Discover more from Metadata Weekly
Activating Data Mesh 💡
Case study on scaling data collaboration, governance, quality, and ownership across 60 data teams – bringing data mesh to life.
Founded in 1982, and since growing to $5 billion in annual revenue and nearly 14,000 employees, Autodesk affected seismic change for architects, engineers, and designers when it introduced Computer-aided Design. In the decades since, the company has grown into a leading, cloud-first technology company, offering dozens of products and services, supporting diverse users from Media & Entertainment to Industrial Bioscience.
In this edition of the newsletter, read highlights from our conversation with Mark Kidwell, Chief Data Architect, Data Platforms and Services at Autodesk on how their data team overcame the challenge of scaling data collaboration and governance across 60 data teams with distinct ownership models and built the data mesh that was right for them.

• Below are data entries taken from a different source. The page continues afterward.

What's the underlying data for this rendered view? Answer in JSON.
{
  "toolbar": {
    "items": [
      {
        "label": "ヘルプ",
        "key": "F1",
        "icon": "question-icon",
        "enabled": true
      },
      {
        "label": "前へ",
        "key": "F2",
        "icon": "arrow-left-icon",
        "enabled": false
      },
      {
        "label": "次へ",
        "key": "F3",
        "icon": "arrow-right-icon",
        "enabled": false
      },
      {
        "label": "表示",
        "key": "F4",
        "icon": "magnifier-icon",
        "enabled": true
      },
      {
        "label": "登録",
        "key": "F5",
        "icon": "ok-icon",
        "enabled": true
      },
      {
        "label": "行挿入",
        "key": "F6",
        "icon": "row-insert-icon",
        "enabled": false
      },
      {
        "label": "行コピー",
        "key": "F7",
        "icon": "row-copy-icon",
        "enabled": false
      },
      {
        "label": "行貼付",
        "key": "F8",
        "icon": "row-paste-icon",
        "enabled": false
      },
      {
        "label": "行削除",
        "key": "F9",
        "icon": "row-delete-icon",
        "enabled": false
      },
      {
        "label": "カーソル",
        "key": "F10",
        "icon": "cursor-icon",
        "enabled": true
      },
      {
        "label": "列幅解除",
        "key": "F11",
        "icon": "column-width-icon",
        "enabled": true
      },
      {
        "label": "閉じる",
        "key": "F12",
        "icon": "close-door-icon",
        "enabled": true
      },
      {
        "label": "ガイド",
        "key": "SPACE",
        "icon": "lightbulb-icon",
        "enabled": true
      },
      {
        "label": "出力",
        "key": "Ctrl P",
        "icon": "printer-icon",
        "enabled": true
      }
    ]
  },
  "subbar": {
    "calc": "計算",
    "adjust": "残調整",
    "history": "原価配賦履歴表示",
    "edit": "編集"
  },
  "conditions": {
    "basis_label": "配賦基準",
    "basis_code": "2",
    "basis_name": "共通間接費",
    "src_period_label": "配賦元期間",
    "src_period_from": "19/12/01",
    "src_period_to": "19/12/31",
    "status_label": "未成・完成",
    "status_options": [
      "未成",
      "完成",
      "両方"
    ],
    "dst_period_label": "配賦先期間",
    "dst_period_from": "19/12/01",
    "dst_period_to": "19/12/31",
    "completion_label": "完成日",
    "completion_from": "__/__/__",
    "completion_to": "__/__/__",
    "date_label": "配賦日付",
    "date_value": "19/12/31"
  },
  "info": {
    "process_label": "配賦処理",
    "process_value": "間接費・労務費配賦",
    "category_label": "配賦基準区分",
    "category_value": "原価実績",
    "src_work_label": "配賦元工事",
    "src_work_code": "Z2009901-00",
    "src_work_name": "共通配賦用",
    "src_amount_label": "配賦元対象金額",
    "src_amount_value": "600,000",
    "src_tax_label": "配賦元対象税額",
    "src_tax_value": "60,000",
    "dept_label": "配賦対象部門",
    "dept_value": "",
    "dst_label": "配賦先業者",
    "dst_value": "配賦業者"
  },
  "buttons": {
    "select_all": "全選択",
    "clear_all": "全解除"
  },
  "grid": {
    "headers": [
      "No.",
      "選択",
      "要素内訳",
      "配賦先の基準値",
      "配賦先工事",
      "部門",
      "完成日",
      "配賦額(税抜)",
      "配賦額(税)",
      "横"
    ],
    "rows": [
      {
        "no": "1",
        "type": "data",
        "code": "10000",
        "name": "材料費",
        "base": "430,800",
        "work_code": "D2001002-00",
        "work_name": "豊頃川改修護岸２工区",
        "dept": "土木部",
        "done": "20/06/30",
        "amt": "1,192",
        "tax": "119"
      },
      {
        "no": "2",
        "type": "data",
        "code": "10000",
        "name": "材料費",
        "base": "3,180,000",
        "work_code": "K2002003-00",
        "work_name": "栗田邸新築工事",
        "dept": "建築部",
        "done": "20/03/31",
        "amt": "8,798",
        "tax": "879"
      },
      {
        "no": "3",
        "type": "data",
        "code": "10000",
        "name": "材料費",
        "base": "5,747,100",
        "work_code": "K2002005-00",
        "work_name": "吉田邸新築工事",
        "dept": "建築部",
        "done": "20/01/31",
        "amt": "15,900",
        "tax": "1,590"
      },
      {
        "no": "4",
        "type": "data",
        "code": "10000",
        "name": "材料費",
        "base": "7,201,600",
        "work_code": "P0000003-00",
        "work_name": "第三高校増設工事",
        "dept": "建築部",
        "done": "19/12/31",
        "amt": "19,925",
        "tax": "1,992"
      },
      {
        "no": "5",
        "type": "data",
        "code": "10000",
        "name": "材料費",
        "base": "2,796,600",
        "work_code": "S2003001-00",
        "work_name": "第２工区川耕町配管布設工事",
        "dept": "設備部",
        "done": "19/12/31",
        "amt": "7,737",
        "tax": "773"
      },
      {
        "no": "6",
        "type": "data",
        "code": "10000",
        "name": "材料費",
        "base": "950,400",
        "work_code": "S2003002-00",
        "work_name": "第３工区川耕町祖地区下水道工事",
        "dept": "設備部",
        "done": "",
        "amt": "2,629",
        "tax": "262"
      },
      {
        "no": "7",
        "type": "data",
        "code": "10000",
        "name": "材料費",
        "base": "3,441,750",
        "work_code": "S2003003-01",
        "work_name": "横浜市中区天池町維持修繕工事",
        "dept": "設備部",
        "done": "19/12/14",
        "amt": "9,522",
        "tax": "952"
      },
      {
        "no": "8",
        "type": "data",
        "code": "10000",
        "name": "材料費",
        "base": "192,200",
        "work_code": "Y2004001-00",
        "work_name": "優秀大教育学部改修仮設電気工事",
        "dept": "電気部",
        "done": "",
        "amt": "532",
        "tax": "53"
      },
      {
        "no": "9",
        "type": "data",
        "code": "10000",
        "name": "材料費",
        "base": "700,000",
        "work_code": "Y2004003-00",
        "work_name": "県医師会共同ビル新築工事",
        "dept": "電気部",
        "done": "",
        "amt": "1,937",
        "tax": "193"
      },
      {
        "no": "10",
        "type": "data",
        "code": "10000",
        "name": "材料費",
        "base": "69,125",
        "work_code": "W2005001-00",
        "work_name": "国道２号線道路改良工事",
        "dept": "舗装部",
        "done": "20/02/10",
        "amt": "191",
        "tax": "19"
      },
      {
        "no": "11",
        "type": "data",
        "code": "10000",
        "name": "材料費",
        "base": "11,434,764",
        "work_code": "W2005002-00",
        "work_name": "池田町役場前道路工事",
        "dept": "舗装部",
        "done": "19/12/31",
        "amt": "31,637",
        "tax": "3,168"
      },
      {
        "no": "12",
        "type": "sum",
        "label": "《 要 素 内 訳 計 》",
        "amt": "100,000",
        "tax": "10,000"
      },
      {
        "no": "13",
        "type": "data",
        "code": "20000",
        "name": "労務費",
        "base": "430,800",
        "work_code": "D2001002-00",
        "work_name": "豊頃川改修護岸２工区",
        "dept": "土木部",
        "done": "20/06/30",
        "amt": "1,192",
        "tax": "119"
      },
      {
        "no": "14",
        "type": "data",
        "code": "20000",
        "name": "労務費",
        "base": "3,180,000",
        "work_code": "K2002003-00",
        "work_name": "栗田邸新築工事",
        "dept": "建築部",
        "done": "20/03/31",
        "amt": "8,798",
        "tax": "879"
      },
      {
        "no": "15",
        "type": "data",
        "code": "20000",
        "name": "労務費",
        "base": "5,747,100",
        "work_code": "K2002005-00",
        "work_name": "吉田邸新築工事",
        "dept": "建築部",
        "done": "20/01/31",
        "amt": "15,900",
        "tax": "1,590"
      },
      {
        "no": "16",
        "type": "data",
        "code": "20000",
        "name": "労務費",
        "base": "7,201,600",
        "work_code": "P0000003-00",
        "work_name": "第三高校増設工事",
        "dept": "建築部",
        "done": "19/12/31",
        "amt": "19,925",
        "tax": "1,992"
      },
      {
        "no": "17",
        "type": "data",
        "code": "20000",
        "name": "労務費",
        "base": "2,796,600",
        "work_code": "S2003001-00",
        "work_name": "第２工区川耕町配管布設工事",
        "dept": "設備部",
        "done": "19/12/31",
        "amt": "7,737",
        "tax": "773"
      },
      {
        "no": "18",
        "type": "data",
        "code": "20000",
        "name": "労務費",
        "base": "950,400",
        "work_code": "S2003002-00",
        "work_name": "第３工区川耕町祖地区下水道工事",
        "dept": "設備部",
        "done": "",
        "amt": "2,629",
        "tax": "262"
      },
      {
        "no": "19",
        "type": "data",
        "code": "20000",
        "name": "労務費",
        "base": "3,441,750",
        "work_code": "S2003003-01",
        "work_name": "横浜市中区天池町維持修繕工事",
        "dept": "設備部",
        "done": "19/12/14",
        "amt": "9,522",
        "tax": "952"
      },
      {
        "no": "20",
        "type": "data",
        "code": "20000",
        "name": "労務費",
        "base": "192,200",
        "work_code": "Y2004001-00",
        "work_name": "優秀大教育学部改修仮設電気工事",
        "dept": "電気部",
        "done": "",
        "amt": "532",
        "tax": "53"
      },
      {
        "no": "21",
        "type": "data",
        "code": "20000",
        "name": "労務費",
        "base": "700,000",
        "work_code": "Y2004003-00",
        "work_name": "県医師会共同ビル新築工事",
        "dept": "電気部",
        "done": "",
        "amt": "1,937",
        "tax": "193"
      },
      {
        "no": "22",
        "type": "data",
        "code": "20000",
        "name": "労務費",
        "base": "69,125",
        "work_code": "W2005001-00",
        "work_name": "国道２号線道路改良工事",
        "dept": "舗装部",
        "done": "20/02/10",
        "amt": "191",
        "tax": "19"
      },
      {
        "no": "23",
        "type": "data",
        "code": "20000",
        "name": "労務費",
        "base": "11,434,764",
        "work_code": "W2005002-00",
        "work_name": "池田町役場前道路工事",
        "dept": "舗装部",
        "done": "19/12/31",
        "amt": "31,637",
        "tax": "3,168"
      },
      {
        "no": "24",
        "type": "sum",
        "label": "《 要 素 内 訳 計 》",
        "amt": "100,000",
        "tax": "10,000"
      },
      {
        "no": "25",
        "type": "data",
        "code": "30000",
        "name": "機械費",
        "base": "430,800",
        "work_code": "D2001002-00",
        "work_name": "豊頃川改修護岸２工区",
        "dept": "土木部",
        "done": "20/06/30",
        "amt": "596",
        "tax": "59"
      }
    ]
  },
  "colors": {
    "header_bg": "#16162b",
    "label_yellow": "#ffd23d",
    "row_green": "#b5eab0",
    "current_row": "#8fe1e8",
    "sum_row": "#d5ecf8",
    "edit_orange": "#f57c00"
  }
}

“A lot of folks may know Autodesk as the AutoCAD company, or might have used it in the past for design in architecture engineering, or construction. It’s moved way beyond that. Those are our roots, but we now provide software, and empower innovators with all sorts of design technology, in addition to product design and manufacturing.” – Mark Kidwell, Chief Data Architect, Data Platforms and Services at Autodesk.
Underpinning this transformation, from AutoCAD pioneer to Nasdaq 100 technology leader, is data-driven decision-making, powered by a visionary data team, and modern data technology like Atlan and Snowflake.
Autodesk’s Analytics Data Platform
While the Analytics Data Platform Group’s mission of enabling analytics is simply summarized, the team’s responsibilities are vast and complex. Their services include maintaining a number of core engines, data warehouses, data lakes and metastores. They provide ELT services, as well as ingestion, transformation, publishing, and orchestration tools to manage workloads, and analytics services like BI layers, dashboarding, and notebooks. And to coordinate these services, they drive a set of common tooling that enables data governance, discovery, security monitoring, and DataOps processes like pushing pipelines to production.
“We power both BI Analytics as well as a ton of ad-hoc analytics,” Mark shared. “We’re also used more for process reconciliation, an integration layer for a lot of data, and we can also power a single view of customer use cases. We’re enabling teams to push data to downstream systems after building data products on our platform. And finally, everyone’s favorite topic, AI and ML are a feature of the platform, as well.”
“We use a combination of a data lake and a data warehouse. Our data warehouse is Snowflake, the data lake is AWS, and of course, all the technology sits on top of the lake and warehouse to run transformations, queries, and analytics,” Mark shared. “We’ve adopted a lot of the tools and technologies that are part of the Modern Data Stack, but we have a lot of use cases that require us to maintain the data lake for our high volume and high velocity data sets that generate events.”
Rounding out their modern data stack are a series of technologies they refer to as their access layer, like Looker, PowerBI, Notebooks, and AWS Sagemaker, as well as Reverse ETL tools to push data back into other systems.
Bringing Data Mesh from Concept to Reality
Over the course of their previous work, the Analytics Data Platform team had already made progress against Zhamak Dehghani’s four core pillars of Data Mesh, but in order to further translate these concepts into a strategy that met their needs, the team began a gap analysis to see where they could improve. Moving pillar-by-pillar, Mark’s team began mapping potential improvements to their two key audiences: Producers and Consumers.
Decentralized Domain Ownership
The first pillar, Decentralized Domain Ownership and Architecture, ensures that the technology and teams responsible for creating and consuming data can scale as sources, use cases, and consumption of data increases.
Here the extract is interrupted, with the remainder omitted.